En Ardèche, toutes les semaines, des enfants font école dans la nature, grâce au dispositif "Eduquer dehors". En quoi cela permet-il de sensibiliser les enfants à l'environnement mais aussi d'améliorer leur santé ? Et même de favoriser leurs apprentissages scolaires ? 

Entretien avec Baptiste LERICHE,
Animateur pédagogique du Syndicat de Gestion des Gorges de l'Ardèche
et membre du Collectif Pétale 07


En quoi consiste l'approche « Éduquer dehors » ? 

« Eduquer dehors », cela signifie éduquer dans la nature et à la nature. En tant qu’animateur éducation, environnement et développement durable, mon objectif est de remettre du lien entre l'enfant et le milieu naturel, de permettre aux enfants de se reconnecter avec le vivant.

Concrètement, j’accompagne des classe d’écoles primaires en milieu rural, près de la réserve naturelle des gorges de l'Ardèche.
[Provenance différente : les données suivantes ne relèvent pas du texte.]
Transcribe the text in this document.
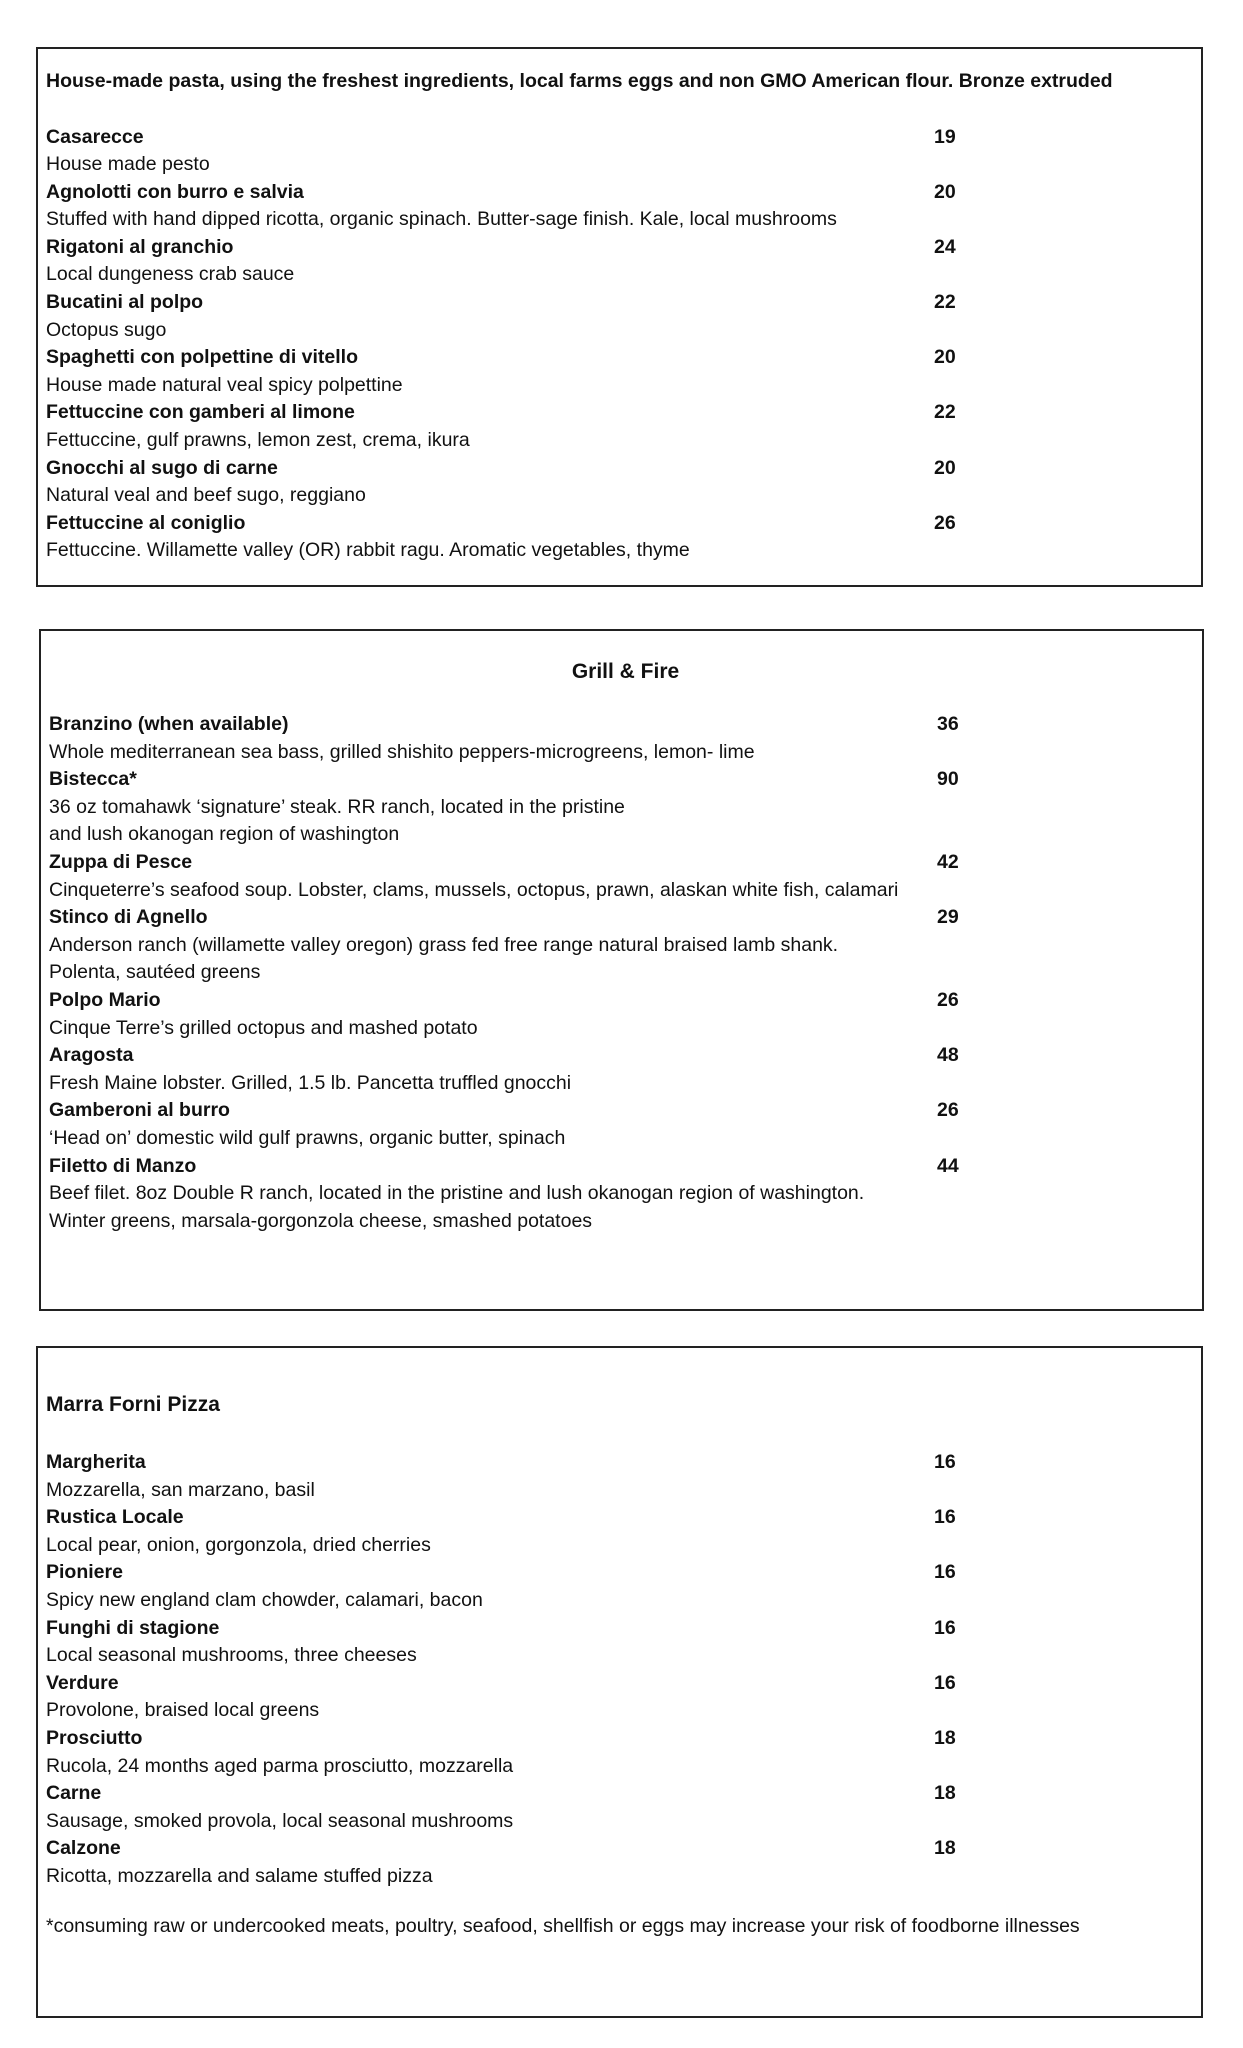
House-made pasta, using the freshest ingredients, local farms eggs and non GMO American flour. Bronze extruded
Casarecce	19
House made pesto
Agnolotti con burro e salvia	20
Stuffed with hand dipped ricotta, organic spinach. Butter-sage finish. Kale, local mushrooms
Rigatoni al granchio	24
Local dungeness crab sauce
Bucatini al polpo	22
Octopus sugo
Spaghetti con polpettine di vitello	20
House made natural veal spicy polpettine
Fettuccine con gamberi al limone	22
Fettuccine, gulf prawns, lemon zest, crema, ikura
Gnocchi al sugo di carne	20
Natural veal and beef sugo, reggiano
Fettuccine al coniglio	26
Fettuccine. Willamette valley (OR) rabbit ragu. Aromatic vegetables, thyme
Grill & Fire
Branzino (when available)	36
Whole mediterranean sea bass, grilled shishito peppers-microgreens, lemon- lime
Bistecca*	90
36 oz tomahawk ‘signature’ steak. RR ranch, located in the pristine
and lush okanogan region of washington
Zuppa di Pesce	42
Cinqueterre’s seafood soup. Lobster, clams, mussels, octopus, prawn, alaskan white fish, calamari
Stinco di Agnello	29
Anderson ranch (willamette valley oregon) grass fed free range natural braised lamb shank.
Polenta, sautéed greens
Polpo Mario	26
Cinque Terre’s grilled octopus and mashed potato
Aragosta	48
Fresh Maine lobster. Grilled, 1.5 lb. Pancetta truffled gnocchi
Gamberoni al burro	26
‘Head on’ domestic wild gulf prawns, organic butter, spinach
Filetto di Manzo	44
Beef filet. 8oz Double R ranch, located in the pristine and lush okanogan region of washington.
Winter greens, marsala-gorgonzola cheese, smashed potatoes
Marra Forni Pizza
Margherita	16
Mozzarella, san marzano, basil
Rustica Locale	16
Local pear, onion, gorgonzola, dried cherries
Pioniere	16
Spicy new england clam chowder, calamari, bacon
Funghi di stagione	16
Local seasonal mushrooms, three cheeses
Verdure	16
Provolone, braised local greens
Prosciutto	18
Rucola, 24 months aged parma prosciutto, mozzarella
Carne	18
Sausage, smoked provola, local seasonal mushrooms
Calzone	18
Ricotta, mozzarella and salame stuffed pizza
*consuming raw or undercooked meats, poultry, seafood, shellfish or eggs may increase your risk of foodborne illnesses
Nous choisissons un coin nature, à 15 ou 20 minutes de marche de l’école. L'idée est que ce milieu ne soit pas uniforme, qu’il y ait de la forêt mais également de la prairie, du milieu ouvert. 
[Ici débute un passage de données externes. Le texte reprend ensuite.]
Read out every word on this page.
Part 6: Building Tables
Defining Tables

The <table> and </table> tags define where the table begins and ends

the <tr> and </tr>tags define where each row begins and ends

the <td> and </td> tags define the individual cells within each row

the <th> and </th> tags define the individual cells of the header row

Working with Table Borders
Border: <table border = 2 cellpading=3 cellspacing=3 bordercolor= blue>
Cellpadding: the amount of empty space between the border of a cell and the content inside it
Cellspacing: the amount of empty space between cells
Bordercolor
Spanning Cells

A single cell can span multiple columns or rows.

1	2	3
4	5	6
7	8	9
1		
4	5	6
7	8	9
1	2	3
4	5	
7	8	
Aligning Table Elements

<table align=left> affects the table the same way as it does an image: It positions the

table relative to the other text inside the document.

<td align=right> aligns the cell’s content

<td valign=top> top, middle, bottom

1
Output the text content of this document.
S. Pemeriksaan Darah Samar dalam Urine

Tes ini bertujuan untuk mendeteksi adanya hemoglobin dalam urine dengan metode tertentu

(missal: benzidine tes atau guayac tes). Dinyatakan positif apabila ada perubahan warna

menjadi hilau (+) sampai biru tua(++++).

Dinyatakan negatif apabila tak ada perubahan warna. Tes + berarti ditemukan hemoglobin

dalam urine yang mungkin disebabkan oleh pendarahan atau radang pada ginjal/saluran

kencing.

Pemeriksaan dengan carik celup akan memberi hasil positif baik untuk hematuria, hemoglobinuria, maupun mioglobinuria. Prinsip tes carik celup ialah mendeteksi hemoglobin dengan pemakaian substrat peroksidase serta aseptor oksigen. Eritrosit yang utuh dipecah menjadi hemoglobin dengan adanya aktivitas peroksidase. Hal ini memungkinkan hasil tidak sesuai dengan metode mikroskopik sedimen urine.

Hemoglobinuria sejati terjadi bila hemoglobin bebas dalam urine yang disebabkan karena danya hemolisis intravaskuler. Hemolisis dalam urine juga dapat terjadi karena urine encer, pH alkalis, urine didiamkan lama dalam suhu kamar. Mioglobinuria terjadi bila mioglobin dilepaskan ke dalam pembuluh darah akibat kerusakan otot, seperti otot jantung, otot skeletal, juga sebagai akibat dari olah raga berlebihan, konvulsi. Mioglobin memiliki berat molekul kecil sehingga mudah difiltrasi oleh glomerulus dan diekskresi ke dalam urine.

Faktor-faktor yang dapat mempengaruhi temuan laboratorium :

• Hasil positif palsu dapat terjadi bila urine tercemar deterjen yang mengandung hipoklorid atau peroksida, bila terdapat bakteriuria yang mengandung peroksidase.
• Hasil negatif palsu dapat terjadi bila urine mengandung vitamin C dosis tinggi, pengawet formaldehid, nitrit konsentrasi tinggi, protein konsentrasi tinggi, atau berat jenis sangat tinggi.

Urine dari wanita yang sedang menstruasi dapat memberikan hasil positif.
Les enfants sortent une demi-journée par semaine. Sur une année scolaire, j'interviens 8 fois, autour de la découverte de la biodiversité, de l’environnement, du développement durable, etc. A chaque séance, nous faisons travailler les enfants sur une thématique précise. Sur les autres semaines, au même créneau horaire, les enseignantes font la sortie sans moi, pour des apprentissages davantage liés aux maths, au français, aux contes… 
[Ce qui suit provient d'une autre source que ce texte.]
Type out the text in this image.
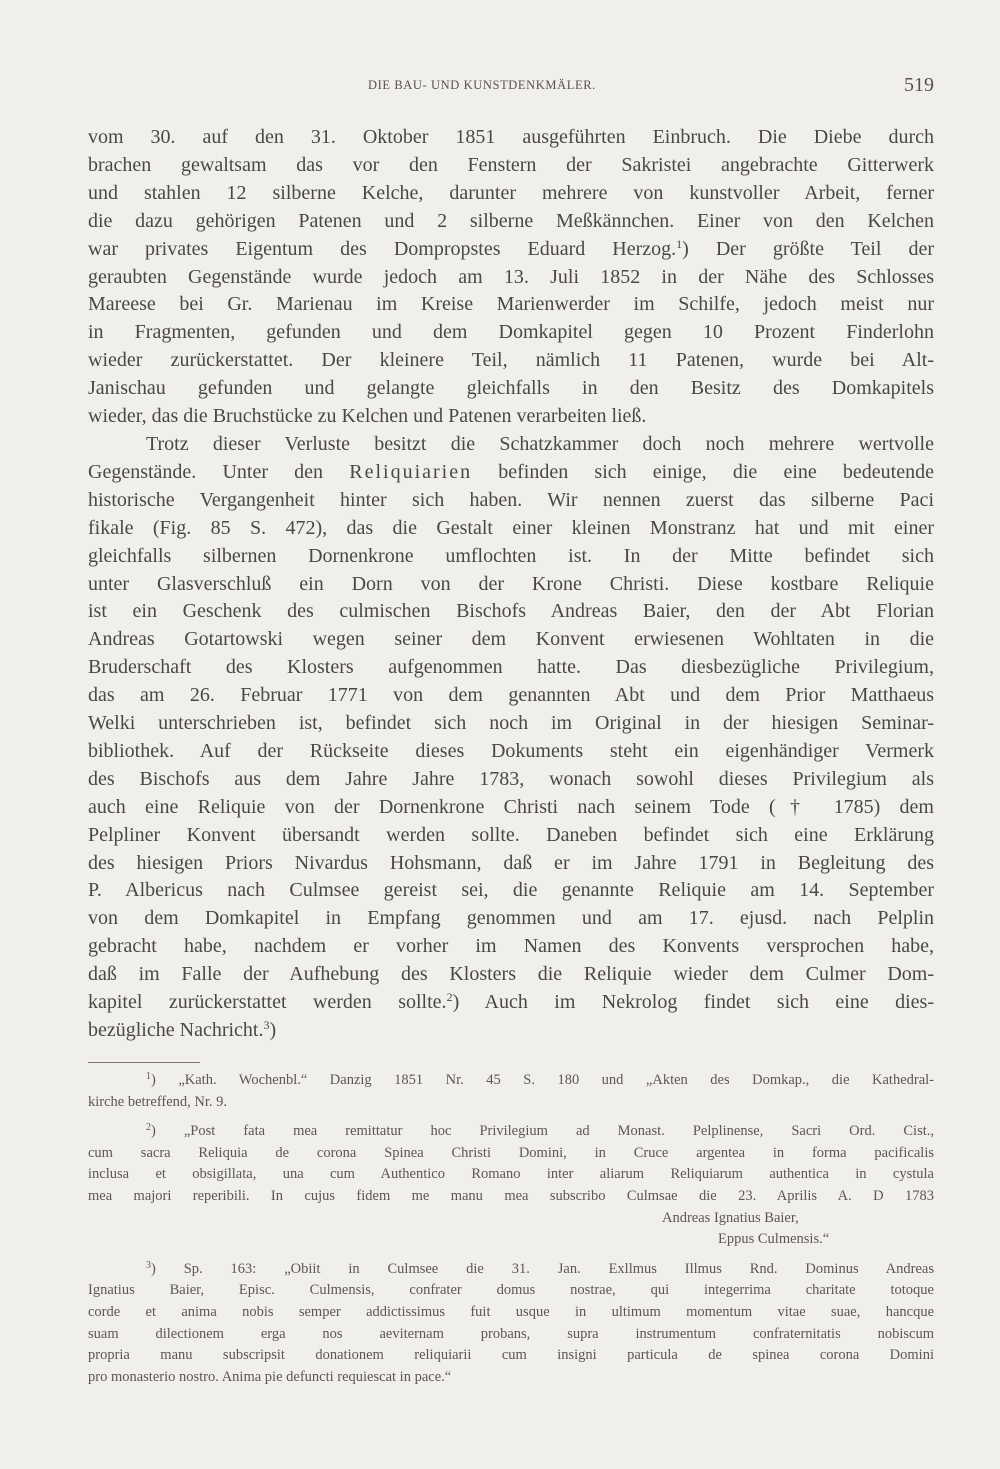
DIE BAU- UND KUNSTDENKMÄLER.	519
vom 30. auf den 31. Oktober 1851 ausgeführten Einbruch. Die Diebe durch
brachen gewaltsam das vor den Fenstern der Sakristei angebrachte Gitterwerk
und stahlen 12 silberne Kelche, darunter mehrere von kunstvoller Arbeit, ferner
die dazu gehörigen Patenen und 2 silberne Meßkännchen. Einer von den Kelchen
war privates Eigentum des Dompropstes Eduard Herzog.$^1$) Der größte Teil der
geraubten Gegenstände wurde jedoch am 13. Juli 1852 in der Nähe des Schlosses
Mareese bei Gr. Marienau im Kreise Marienwerder im Schilfe, jedoch meist nur
in Fragmenten, gefunden und dem Domkapitel gegen 10 Prozent Finderlohn
wieder zurückerstattet. Der kleinere Teil, nämlich 11 Patenen, wurde bei Alt-
Janischau gefunden und gelangte gleichfalls in den Besitz des Domkapitels
wieder, das die Bruchstücke zu Kelchen und Patenen verarbeiten ließ.
Trotz dieser Verluste besitzt die Schatzkammer doch noch mehrere wertvolle
Gegenstände. Unter den Reliquiarien befinden sich einige, die eine bedeutende
historische Vergangenheit hinter sich haben. Wir nennen zuerst das silberne Paci
fikale (Fig. 85 S. 472), das die Gestalt einer kleinen Monstranz hat und mit einer
gleichfalls silbernen Dornenkrone umflochten ist. In der Mitte befindet sich
unter Glasverschluß ein Dorn von der Krone Christi. Diese kostbare Reliquie
ist ein Geschenk des culmischen Bischofs Andreas Baier, den der Abt Florian
Andreas Gotartowski wegen seiner dem Konvent erwiesenen Wohltaten in die
Bruderschaft des Klosters aufgenommen hatte. Das diesbezügliche Privilegium,
das am 26. Februar 1771 von dem genannten Abt und dem Prior Matthaeus
Welki unterschrieben ist, befindet sich noch im Original in der hiesigen Seminar-
bibliothek. Auf der Rückseite dieses Dokuments steht ein eigenhändiger Vermerk
des Bischofs aus dem Jahre Jahre 1783, wonach sowohl dieses Privilegium als
auch eine Reliquie von der Dornenkrone Christi nach seinem Tode († 1785) dem
Pelpliner Konvent übersandt werden sollte. Daneben befindet sich eine Erklärung
des hiesigen Priors Nivardus Hohsmann, daß er im Jahre 1791 in Begleitung des
P. Albericus nach Culmsee gereist sei, die genannte Reliquie am 14. September
von dem Domkapitel in Empfang genommen und am 17. ejusd. nach Pelplin
gebracht habe, nachdem er vorher im Namen des Konvents versprochen habe,
daß im Falle der Aufhebung des Klosters die Reliquie wieder dem Culmer Dom-
kapitel zurückerstattet werden sollte.$^2$) Auch im Nekrolog findet sich eine dies-
bezügliche Nachricht.$^3$)
$^1$) „Kath. Wochenbl.“ Danzig 1851 Nr. 45 S. 180 und „Akten des Domkap., die Kathedral-
kirche betreffend, Nr. 9.
$^2$) „Post fata mea remittatur hoc Privilegium ad Monast. Pelplinense, Sacri Ord. Cist.,
cum sacra Reliquia de corona Spinea Christi Domini, in Cruce argentea in forma pacificalis
inclusa et obsigillata, una cum Authentico Romano inter aliarum Reliquiarum authentica in cystula
mea majori reperibili. In cujus fidem me manu mea subscribo Culmsae die 23. Aprilis A. D 1783
Andreas Ignatius Baier,
Eppus Culmensis.“
$^3$) Sp. 163: „Obiit in Culmsee die 31. Jan. Exllmus Illmus Rnd. Dominus Andreas
Ignatius Baier, Episc. Culmensis, confrater domus nostrae, qui integerrima charitate totoque
corde et anima nobis semper addictissimus fuit usque in ultimum momentum vitae suae, hancque
suam dilectionem erga nos aeviternam probans, supra instrumentum confraternitatis nobiscum
propria manu subscripsit donationem reliquiarii cum insigni particula de spinea corona Domini
pro monasterio nostro. Anima pie defuncti requiescat in pace.“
Mon rôle consiste aussi à garantir la sécurité des sorties nature même quand je ne suis pas là. Cela signifie par exemple que les enfants aient bien compris quelle est la zone autorisée, s’il y a une route ou un point d'eau à proximité, avec des méthodes pédagogiques adaptées à l'âge des enfants. Je fais aussi de la sensibilisation en santé-environnement, autour des tiques, de l'ambroisie, des chenilles processionnaires, etc.

Bien sûr comme nous habitons dans un territoire très rural, sortir dans la nature est assez facile. Nous sommes privilégiés d’avoir ce cadre de travail permettant de mener ce genre de projets. Et nous bénéficions également du soutien de l’ARS Auvergne-Rhône-Alpes.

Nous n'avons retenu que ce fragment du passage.